Alors Haudricourt, il dégagera une idée que les philosophies occidentales de la transcendance sont liées à cela, d’où son raccourci fulgurant à savoir : la transcendance et les mouton. Tandis que les philosophies de l’immanence, les philosophies de l’Orient sont liées à cette tout autre situation. Alors peut-être est-ce qu’on pourrait mieux comprendre, à ce moment-là, comment... je suggérais juste que dans certaines - faut pas généraliser - que dans certaines formations orientales ce sont des formes végétales, ce sont des formes jardinières qui permettent de penser l’homme. Si bien que, dans la question « l’homme pensé sous des formes animales ou l’homme pensé sous des formes végétales », il y aurait, là, non pas du tout des formules euh... faciles ou dites philosophiques, mais il y aurait des formules impliquant des études très précises sur le degré de civilisation exactement comme pour les formations plus récentes dont Foucault nous parlait, lorsqu’on disait : ben oui, à l’âge classique l’homme est pensé sous la forme « Dieu », il peut y avoir des formes, des formations où l’homme est pensé sous la forme « plante », à condition qu’on dise quel type de plante, quel rapport avec la plante etc. etc. Donc, si certains d’entre vous s’intéressent à ce point... euh... vous cherchez... vous cherchez dans Haudricourt. C’est ça qui va pas dans l’édition... Comme par exemple les œuvres, les articles d’Haudricourt n’aient pas été réédités tout ça... Et vous savez pourquoi ils ont pas été réunis ? Parce que cet homme a du génie, mais c’est évident que ça tirerait à 5000 exemplaires, voilà. Euh... donc, il faut que vous courriez en bibliothèque à droite à gauche pour trouver la possibilité de lire du Haudricourt.

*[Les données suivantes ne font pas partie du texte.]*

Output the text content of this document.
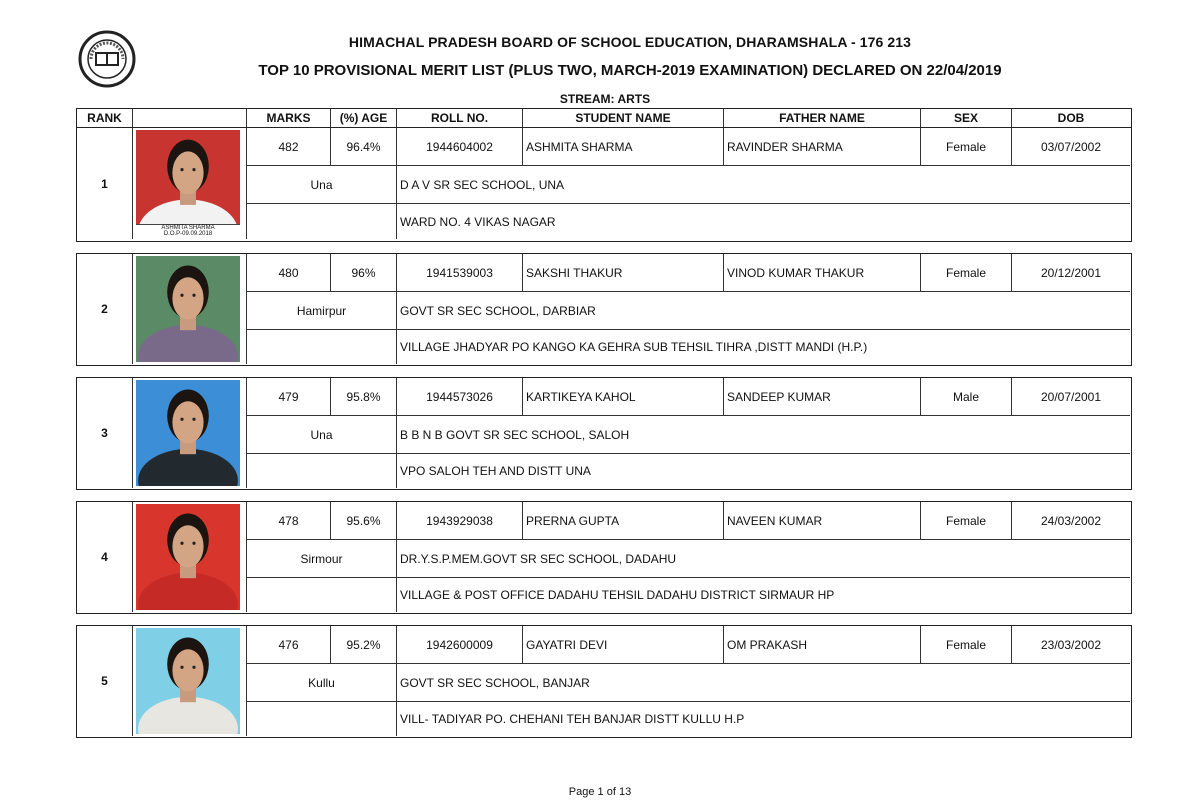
HIMACHAL PRADESH BOARD OF SCHOOL EDUCATION, DHARAMSHALA - 176 213
TOP 10 PROVISIONAL MERIT LIST (PLUS TWO, MARCH-2019 EXAMINATION) DECLARED ON 22/04/2019
STREAM: ARTS
RANK	MARKS	(%) AGE	ROLL NO.	STUDENT NAME	FATHER NAME	SEX	DOB
1
ASHMITA SHARMA
D.O.P-09.09.2018
482	96.4%	1944604002	ASHMITA SHARMA	RAVINDER SHARMA	Female	03/07/2002
Una	D A V SR SEC SCHOOL, UNA
WARD NO. 4 VIKAS NAGAR
2
480	96%	1941539003	SAKSHI THAKUR	VINOD KUMAR THAKUR	Female	20/12/2001
Hamirpur	GOVT SR SEC SCHOOL, DARBIAR
VILLAGE JHADYAR PO KANGO KA GEHRA SUB TEHSIL TIHRA ,DISTT MANDI (H.P.)
3
479	95.8%	1944573026	KARTIKEYA KAHOL	SANDEEP KUMAR	Male	20/07/2001
Una	B B N B GOVT SR SEC SCHOOL, SALOH
VPO SALOH TEH AND DISTT UNA
4
478	95.6%	1943929038	PRERNA GUPTA	NAVEEN KUMAR	Female	24/03/2002
Sirmour	DR.Y.S.P.MEM.GOVT SR SEC SCHOOL, DADAHU
VILLAGE & POST OFFICE DADAHU TEHSIL DADAHU DISTRICT SIRMAUR HP
5
476	95.2%	1942600009	GAYATRI DEVI	OM PRAKASH	Female	23/03/2002
Kullu	GOVT SR SEC SCHOOL, BANJAR
VILL- TADIYAR PO. CHEHANI TEH BANJAR DISTT KULLU H.P
Page 1 of 13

Bien. Là-dessus nous continuons et la dernière fois nous avions vraiment abordé l’étude de ce qui nous paraissait le troisième axe de la pensée de Foucault et nous l’avions commencé, on va encore rester sur ce point et essayer de s’y reconnaître dans un ensemble où presque Foucault survient le dernier, une espèce d’ensemble : Heidegger, Blanchot, Foucault. Est-ce qu’il y a des questions sur le point où on en était la dernière fois ? Alors j’essaie, moi, j’essaie tant bien que mal. Ce que je voudrais juste c’est vous donner des points de repères, je prétends pas suivre la lettre des textes de Heidegger, parce que la confrontation directe Heidegger - Foucault on la fera plus tard et sur un autre point. J’essaie de dégager une atmosphère commune. C’est pas très facile, ça, comme si les trois - Heidegger, Blanchot, Foucault - tournaient bien autour de thème commun, mais chacun le tirant dans un sens particulier. Je disais presque, je voudrais insister sur trois aspects, hein. Et, là, que vous me disiez au fur et à mesure... hein, vous m’interrompez si quelque chose doit être précisé. Je dis : le premier aspect que j’avais essayé de développer la dernière fois, c’est que penser vient du dehors. Mais qu’est-ce que ça veut dire « penser vient du dehors » ? Qu’est-ce que c’est ce dehors ? On l’a vu, ce dehors peut être présenté comme plus lointain que toute forme d’extériorité. C’est ça l’essentiel. Ce dehors c’est le lointain, c’est le lointain absolu.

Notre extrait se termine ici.